2017年:122,207円(21,957円、100,250円)、4.18%

この数字を見る限りですが、家計における通信電話料の負担は、携帯料金を中心に重くなる一方であることがわかります。昨年の携帯料金はついに10万円を超えました。しかも、安倍首相が料金引き下げを指示した前回(2015年9月)から一向に改善していないことも明らかです。

こうしたデータによれば、携帯電話料金がジワジワと家計を圧迫しているのは確かだと言えましょう。

企業向けの携帯通信料は引き続き漸減傾向?

一方で、日本銀行「企業向けサービス価格指数(2005年基準)」によれば、携帯電話の通信料は引き続き漸減傾向にあります。つまり、企業向けの通信料は低下傾向にあるものの、個人向け通信料は増加傾向にあると受け取ることも可能なのです。

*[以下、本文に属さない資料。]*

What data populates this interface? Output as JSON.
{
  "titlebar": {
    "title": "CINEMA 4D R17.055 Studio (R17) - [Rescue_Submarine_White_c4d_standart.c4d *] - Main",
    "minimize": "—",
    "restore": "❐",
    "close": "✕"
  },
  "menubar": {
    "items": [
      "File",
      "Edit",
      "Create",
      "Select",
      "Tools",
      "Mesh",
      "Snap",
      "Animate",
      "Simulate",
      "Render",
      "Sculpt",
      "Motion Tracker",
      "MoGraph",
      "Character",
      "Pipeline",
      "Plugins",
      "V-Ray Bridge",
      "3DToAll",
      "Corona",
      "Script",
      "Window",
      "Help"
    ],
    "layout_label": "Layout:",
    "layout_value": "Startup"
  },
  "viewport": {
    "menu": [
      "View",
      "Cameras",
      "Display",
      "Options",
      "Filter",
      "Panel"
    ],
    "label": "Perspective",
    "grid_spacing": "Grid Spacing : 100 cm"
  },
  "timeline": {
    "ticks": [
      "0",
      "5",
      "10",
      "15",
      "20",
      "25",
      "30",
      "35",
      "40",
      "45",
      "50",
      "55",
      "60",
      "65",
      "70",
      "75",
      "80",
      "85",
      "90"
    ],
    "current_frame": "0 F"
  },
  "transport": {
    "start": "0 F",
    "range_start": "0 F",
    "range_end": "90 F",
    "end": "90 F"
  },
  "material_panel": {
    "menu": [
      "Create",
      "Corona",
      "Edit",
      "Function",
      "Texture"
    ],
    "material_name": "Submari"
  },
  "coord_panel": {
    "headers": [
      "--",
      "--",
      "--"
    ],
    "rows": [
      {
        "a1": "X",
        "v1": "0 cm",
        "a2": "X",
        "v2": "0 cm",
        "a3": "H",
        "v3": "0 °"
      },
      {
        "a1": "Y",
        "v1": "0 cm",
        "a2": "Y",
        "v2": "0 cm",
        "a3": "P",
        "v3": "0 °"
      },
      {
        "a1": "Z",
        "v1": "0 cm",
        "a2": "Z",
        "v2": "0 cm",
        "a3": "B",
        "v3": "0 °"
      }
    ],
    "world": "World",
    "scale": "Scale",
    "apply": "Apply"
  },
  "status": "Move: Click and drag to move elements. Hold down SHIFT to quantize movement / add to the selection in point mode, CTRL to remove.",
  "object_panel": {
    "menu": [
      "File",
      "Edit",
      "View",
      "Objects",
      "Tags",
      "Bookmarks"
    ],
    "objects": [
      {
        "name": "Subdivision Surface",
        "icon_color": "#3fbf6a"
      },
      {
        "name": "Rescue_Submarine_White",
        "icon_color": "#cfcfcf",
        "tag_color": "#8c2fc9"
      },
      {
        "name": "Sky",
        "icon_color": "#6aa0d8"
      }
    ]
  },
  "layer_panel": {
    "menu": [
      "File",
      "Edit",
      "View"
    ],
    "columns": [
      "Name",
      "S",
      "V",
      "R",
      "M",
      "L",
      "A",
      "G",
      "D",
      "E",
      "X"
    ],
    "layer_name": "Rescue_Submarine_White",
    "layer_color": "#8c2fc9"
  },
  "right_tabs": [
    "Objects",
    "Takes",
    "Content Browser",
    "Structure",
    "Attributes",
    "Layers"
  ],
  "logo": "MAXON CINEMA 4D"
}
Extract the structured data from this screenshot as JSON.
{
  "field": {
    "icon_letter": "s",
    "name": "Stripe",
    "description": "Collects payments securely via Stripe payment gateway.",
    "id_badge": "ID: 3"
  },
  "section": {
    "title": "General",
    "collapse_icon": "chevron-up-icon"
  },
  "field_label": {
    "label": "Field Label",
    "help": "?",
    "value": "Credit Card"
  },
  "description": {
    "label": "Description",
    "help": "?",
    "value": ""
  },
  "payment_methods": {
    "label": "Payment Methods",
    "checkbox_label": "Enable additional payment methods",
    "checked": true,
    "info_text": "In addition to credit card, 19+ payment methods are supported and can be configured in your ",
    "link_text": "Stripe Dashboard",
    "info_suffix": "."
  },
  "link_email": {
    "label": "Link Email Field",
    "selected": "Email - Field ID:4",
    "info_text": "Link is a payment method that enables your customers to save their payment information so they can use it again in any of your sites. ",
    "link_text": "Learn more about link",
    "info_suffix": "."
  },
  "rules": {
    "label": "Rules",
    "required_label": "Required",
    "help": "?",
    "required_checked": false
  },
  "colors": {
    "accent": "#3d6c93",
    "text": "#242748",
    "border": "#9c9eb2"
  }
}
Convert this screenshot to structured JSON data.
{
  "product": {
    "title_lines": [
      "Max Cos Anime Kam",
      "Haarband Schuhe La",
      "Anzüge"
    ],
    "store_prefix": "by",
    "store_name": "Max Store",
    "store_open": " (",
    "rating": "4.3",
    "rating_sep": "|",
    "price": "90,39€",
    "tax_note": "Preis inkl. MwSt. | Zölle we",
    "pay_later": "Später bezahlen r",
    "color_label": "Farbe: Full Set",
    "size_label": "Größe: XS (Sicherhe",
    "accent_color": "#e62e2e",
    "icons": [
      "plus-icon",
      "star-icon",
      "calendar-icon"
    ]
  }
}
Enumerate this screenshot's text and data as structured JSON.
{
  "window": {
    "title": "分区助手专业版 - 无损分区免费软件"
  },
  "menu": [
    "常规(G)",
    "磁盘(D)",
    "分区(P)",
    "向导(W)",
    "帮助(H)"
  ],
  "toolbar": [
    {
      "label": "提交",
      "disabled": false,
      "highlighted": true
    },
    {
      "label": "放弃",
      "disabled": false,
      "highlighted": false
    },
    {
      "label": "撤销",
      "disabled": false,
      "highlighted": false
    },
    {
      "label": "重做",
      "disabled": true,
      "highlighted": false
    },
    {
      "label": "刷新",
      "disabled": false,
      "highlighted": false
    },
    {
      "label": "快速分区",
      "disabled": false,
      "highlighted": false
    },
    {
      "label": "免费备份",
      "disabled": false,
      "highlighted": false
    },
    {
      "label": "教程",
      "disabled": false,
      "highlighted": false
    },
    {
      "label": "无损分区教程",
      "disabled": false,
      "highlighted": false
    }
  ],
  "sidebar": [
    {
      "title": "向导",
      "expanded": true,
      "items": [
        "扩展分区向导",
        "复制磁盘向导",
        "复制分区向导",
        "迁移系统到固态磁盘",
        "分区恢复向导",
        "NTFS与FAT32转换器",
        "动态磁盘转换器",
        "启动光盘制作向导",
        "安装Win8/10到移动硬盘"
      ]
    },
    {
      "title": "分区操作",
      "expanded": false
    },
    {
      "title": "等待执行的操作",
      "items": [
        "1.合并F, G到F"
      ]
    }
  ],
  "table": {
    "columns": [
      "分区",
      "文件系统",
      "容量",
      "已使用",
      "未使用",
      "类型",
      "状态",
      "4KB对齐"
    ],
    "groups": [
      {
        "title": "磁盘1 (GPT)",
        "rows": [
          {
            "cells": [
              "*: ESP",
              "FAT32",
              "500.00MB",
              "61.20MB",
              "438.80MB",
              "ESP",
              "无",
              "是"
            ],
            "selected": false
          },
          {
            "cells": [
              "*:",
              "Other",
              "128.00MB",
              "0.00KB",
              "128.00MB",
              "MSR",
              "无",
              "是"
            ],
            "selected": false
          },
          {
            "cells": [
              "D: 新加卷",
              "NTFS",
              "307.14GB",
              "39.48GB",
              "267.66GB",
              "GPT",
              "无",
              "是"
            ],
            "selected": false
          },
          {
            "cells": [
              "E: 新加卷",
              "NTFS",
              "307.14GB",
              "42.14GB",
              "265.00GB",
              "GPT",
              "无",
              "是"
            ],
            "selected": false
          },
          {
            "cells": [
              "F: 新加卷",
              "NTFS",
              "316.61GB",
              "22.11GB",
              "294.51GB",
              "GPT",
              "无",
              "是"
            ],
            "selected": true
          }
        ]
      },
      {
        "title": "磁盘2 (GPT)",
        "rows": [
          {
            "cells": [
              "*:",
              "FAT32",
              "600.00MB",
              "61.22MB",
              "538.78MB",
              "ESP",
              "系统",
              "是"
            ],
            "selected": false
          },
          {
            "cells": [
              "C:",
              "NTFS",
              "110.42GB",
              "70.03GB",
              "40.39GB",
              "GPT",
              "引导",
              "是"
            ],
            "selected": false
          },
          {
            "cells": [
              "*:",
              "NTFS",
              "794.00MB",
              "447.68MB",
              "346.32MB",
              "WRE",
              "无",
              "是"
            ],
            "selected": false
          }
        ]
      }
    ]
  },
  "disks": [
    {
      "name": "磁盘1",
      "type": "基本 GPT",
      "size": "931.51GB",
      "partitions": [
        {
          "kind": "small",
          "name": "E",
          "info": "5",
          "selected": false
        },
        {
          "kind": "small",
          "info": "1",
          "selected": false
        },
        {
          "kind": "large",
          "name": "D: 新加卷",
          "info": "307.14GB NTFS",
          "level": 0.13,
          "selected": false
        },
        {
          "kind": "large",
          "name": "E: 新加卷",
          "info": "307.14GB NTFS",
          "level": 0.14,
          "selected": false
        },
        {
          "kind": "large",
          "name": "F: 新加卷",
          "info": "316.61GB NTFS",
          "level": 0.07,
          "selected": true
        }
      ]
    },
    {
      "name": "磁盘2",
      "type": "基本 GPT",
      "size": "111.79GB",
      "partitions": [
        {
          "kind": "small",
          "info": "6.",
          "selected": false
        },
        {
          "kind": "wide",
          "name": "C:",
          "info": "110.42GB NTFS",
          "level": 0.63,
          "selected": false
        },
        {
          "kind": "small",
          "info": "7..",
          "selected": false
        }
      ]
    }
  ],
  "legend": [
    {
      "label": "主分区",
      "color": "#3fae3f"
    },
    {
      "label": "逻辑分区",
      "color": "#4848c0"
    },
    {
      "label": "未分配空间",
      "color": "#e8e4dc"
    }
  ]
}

もし、個人ユーザーが通信各社の“カモ”にされているとすれば、今回の菅氏の発言を支持する人が続出するでしょう。菅氏は、こうした状況を踏まえて携帯通信料の平準化を訴えたのでしょうか?

菅官房長官の発言による“余震”は続く

菅氏の発言の翌日(8月22日)の株式市場では、前日に急落した通信株への買い戻しの動きも徐々に見られ、ソフトバンクグループは+1.3%高と反発しましたが、KDDIは▲1.9%安、NTTドコモは▲0.6%安、楽天は▲0.1%安と続落するなど、まだ“余震”は収まらないようです。また、NTTドコモの親会社である日本電信電話(9432)も▲2%超安の大幅続落となりました。

菅氏の発言が意図するところは何なのか、もう少し様子を見る必要がありそうです。